顿了顿,想起什么,他掐了个决,再一眨眼,已经换了一幅打扮。现在看起来他只是一个金丹期的普通路过炼器宗门朝暮派的弟子。
“诶,这位朝暮派的师兄也来喝喜酒啊?”有自来熟的修士认出他的门派校服,热情发问。
嵇何沉默,眼前这赵府张灯结彩,竟然是在办喜宴吗?当真是千年走马,原本尸横遍野的祭坛,如今也成了寻常人家喜结良缘之地。
怀着一种莫名的情绪,他没有拒绝门房的招呼,也跟着走了进去。
“说起来,咱们能蹭上这桩喜事,还得多亏了昆山剑君呢。”刚才主动搭话的修士嘴巴闲不住地东拉西扯。
嵇何:……?
修士道:“听说这引源镇就是当初昆山剑君与恨水剑的结缘之地,趁着二者合道的东风,赵家公子才特意把婚期提前到今日。这叫什么?这就叫好风凭借力,送我入洞房。”
他略有兴奋地搓手:“也不知道昆山剑君准备什么时候办合道大典,不过先来吃顿喜酒演练一下也不错。”
代餐,美美吃之。
嵇何沉默几秒:“道友,昆山剑君与恨水剑不过是剑修与剑的关系,何来合道一说?”
修士不乐意了:“你懂什么剑修?我可是把《百花录》的剑修特刊全部追完了的。”
外号天下第一剑的嵇何:……
“哦不对。”那修士打量他乔装后的服饰,恍然大悟,“哎呀,你是朝暮派修士来着。你们和剑宗关系亲近,可曾知道什么内幕?《百花录》现在重金悬赏昆山剑君与恨水剑缠缠绵绵的爱情细节,你若是知道,投稿过去也能大赚一笔呀!”
嵇何默默把自己的袖子从对方手里抽出来,掉头就走。
修行无情道多年,他已经学会了如何在外界的纷纷扰扰中保持内心的清净——不要和傻逼争论。
笑一下算了。
他已心生离意,但突然间,又改了主意,留了下来。无他,察觉到了熟悉的气息,再一抬眼,竟然是器冢中遇到过的小孩在和人争吵。
好歹是一面之缘,他便随手送出一把宝刀。
接着扯了一张红宣纸,拿过笔,信手挥毫——云溪村二人,记宝刀一柄。
折纸为镖,腕底生风,去如虻飞,迅疾如雷。
帮完忙,他便没再关注两个萍水相逢的小孩。没想到再看见,竟然是他循着魔气追过来,看见了穿嫁衣的蒲白。

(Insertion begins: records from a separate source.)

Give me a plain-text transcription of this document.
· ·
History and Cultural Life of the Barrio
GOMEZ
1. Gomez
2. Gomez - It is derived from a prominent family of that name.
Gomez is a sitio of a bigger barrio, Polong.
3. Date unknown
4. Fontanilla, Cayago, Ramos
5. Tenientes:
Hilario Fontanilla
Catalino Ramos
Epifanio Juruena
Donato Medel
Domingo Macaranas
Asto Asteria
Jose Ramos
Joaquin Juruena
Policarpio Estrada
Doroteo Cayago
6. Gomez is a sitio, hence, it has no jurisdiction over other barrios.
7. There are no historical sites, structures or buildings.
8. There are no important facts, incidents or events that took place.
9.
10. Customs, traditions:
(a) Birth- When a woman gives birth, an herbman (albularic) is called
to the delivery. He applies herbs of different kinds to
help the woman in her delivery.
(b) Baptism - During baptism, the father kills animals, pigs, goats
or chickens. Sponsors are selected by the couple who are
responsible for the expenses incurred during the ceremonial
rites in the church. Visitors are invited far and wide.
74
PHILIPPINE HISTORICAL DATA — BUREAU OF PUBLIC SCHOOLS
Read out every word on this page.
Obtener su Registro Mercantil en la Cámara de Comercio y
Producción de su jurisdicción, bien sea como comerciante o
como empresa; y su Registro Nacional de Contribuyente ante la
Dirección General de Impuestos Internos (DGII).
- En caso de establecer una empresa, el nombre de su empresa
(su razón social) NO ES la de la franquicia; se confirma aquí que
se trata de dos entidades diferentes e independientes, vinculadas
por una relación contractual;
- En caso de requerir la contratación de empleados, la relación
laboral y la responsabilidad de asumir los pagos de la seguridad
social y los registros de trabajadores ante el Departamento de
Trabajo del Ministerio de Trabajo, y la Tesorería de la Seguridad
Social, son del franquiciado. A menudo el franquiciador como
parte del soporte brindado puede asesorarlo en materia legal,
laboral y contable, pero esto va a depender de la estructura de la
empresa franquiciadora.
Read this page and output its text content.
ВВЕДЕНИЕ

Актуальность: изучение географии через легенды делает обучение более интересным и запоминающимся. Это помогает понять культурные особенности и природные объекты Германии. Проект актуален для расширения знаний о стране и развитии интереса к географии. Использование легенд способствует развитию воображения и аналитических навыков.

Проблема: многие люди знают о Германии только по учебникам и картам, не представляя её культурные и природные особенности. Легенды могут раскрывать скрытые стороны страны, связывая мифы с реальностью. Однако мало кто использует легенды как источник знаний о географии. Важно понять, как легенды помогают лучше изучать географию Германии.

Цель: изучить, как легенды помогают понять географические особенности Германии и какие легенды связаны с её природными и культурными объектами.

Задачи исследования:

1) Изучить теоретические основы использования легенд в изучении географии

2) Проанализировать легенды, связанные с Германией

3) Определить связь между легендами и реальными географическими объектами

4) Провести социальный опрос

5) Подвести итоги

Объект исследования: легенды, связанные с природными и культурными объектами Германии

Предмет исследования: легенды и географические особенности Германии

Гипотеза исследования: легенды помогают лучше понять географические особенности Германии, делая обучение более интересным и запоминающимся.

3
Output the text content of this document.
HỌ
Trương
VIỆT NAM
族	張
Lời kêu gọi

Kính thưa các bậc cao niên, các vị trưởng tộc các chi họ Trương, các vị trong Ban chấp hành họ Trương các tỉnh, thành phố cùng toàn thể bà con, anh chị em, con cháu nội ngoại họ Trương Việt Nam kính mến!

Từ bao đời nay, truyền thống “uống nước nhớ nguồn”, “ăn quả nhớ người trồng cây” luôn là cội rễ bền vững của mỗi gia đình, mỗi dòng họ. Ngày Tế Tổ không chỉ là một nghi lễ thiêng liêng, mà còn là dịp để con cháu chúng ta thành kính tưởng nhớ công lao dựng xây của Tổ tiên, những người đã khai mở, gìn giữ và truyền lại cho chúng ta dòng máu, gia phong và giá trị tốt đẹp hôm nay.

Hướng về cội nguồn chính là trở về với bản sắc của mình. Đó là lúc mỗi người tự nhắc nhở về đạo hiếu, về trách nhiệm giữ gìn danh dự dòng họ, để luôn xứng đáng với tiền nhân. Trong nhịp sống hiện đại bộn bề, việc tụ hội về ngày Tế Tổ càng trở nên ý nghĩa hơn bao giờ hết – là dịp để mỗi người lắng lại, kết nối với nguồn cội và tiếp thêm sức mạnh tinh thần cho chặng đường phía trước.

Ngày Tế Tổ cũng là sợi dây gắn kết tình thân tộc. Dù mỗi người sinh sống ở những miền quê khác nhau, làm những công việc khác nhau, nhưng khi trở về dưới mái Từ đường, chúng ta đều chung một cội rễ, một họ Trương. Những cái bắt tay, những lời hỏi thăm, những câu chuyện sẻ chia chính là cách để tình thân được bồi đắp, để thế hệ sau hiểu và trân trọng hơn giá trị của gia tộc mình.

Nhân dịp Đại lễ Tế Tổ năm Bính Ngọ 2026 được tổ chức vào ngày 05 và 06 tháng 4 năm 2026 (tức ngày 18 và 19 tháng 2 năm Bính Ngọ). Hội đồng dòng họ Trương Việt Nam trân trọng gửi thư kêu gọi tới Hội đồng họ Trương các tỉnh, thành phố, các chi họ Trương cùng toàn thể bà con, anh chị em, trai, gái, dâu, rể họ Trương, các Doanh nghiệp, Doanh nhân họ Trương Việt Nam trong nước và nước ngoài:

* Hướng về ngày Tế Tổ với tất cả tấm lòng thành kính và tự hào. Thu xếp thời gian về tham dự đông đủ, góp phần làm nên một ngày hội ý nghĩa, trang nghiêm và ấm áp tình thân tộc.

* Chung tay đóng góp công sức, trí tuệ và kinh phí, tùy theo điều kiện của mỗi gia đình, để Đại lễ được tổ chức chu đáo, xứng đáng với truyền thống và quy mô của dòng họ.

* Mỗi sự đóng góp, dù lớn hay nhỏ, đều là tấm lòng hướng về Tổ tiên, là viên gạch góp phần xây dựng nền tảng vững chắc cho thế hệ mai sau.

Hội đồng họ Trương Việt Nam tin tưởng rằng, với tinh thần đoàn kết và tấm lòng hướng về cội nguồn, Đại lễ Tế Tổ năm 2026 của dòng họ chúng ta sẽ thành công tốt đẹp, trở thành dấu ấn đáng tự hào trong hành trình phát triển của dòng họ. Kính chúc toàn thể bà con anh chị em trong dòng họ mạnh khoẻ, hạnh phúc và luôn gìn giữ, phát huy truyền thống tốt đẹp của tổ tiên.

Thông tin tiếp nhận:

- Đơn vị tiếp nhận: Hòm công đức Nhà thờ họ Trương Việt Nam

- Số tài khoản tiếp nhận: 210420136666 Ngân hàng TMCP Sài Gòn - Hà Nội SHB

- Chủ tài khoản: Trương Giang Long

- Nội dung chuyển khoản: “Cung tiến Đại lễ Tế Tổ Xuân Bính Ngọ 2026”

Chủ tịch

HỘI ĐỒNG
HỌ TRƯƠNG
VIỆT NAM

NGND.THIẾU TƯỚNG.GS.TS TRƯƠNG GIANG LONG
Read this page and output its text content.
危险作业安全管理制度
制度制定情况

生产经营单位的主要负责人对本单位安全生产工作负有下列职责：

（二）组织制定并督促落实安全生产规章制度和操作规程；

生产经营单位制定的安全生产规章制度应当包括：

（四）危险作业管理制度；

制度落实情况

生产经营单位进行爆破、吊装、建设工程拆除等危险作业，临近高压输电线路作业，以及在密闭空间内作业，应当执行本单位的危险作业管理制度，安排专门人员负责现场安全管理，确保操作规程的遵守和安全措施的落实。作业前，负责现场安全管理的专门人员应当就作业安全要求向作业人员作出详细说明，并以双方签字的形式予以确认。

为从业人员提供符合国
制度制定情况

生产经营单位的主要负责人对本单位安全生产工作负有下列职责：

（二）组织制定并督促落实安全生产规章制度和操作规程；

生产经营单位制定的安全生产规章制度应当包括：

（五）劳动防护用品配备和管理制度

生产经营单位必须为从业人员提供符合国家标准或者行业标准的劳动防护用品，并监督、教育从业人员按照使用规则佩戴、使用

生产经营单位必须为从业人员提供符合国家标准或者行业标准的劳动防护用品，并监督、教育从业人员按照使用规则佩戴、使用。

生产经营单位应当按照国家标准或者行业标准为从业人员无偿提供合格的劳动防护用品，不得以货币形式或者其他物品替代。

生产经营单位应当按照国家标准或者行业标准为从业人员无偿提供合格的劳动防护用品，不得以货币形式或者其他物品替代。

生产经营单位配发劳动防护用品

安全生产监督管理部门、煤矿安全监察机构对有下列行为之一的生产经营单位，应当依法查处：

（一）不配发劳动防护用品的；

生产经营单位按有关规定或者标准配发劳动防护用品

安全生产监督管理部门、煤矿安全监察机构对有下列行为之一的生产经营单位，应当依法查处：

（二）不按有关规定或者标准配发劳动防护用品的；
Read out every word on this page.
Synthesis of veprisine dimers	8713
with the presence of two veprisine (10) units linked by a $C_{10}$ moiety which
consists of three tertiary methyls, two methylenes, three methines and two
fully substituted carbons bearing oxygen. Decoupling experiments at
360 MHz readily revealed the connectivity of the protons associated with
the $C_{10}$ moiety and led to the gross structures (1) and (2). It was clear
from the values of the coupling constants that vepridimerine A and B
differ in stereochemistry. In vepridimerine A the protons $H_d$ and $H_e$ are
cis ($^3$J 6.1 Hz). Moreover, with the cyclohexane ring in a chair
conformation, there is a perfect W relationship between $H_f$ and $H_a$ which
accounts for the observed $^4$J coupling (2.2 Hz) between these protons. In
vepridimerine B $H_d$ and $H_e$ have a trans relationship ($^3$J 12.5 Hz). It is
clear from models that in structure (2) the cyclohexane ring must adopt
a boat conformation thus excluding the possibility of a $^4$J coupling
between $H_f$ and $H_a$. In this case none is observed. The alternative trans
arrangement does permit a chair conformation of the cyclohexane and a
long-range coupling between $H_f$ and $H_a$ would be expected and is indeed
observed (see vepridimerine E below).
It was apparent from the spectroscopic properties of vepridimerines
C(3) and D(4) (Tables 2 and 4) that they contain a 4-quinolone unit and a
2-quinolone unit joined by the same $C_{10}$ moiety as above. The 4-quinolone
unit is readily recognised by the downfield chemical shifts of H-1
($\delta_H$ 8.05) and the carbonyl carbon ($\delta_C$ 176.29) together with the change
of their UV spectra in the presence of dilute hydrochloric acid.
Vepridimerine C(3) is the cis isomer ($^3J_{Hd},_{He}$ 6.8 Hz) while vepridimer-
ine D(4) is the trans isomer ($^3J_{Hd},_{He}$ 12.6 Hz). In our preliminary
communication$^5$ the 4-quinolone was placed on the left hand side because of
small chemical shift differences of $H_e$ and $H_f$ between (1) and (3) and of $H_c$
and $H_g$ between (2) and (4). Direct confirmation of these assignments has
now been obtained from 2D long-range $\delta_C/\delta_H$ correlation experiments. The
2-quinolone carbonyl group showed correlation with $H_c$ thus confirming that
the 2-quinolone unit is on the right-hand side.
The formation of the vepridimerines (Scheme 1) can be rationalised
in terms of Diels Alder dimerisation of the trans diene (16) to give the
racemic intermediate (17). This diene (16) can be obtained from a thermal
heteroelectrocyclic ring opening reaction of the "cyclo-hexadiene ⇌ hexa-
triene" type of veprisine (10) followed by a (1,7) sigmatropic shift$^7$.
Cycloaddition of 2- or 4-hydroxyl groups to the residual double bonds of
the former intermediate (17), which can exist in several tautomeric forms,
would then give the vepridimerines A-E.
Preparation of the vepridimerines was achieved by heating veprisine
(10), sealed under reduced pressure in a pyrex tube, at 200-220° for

剑光劈开烟雾,他的目光落在剑光所指的尽头,素面红裙,手持断刀的少年站在那里。
宝剑双蛟龙,雪花照芙蓉。
一句诗突然从他脑海中跳出来。
四目相对的一刹那,他心中巨震。
大乘修士几乎与天同寿,一举一动都与天地规律在共鸣,他们的所有似有所感都是天地的警示。
在那一刹那,他想到了无情峰的雪。寂静无声的雪色,笼罩了昆山天宫上千年。
紧接着浮现在他耳边的临行前那半吊子的卦师朋友玩笑般的谶语——
“你今日下山,会遇到一个有缘人,若有他相助,恨水剑未必不能有断剑再续之日!”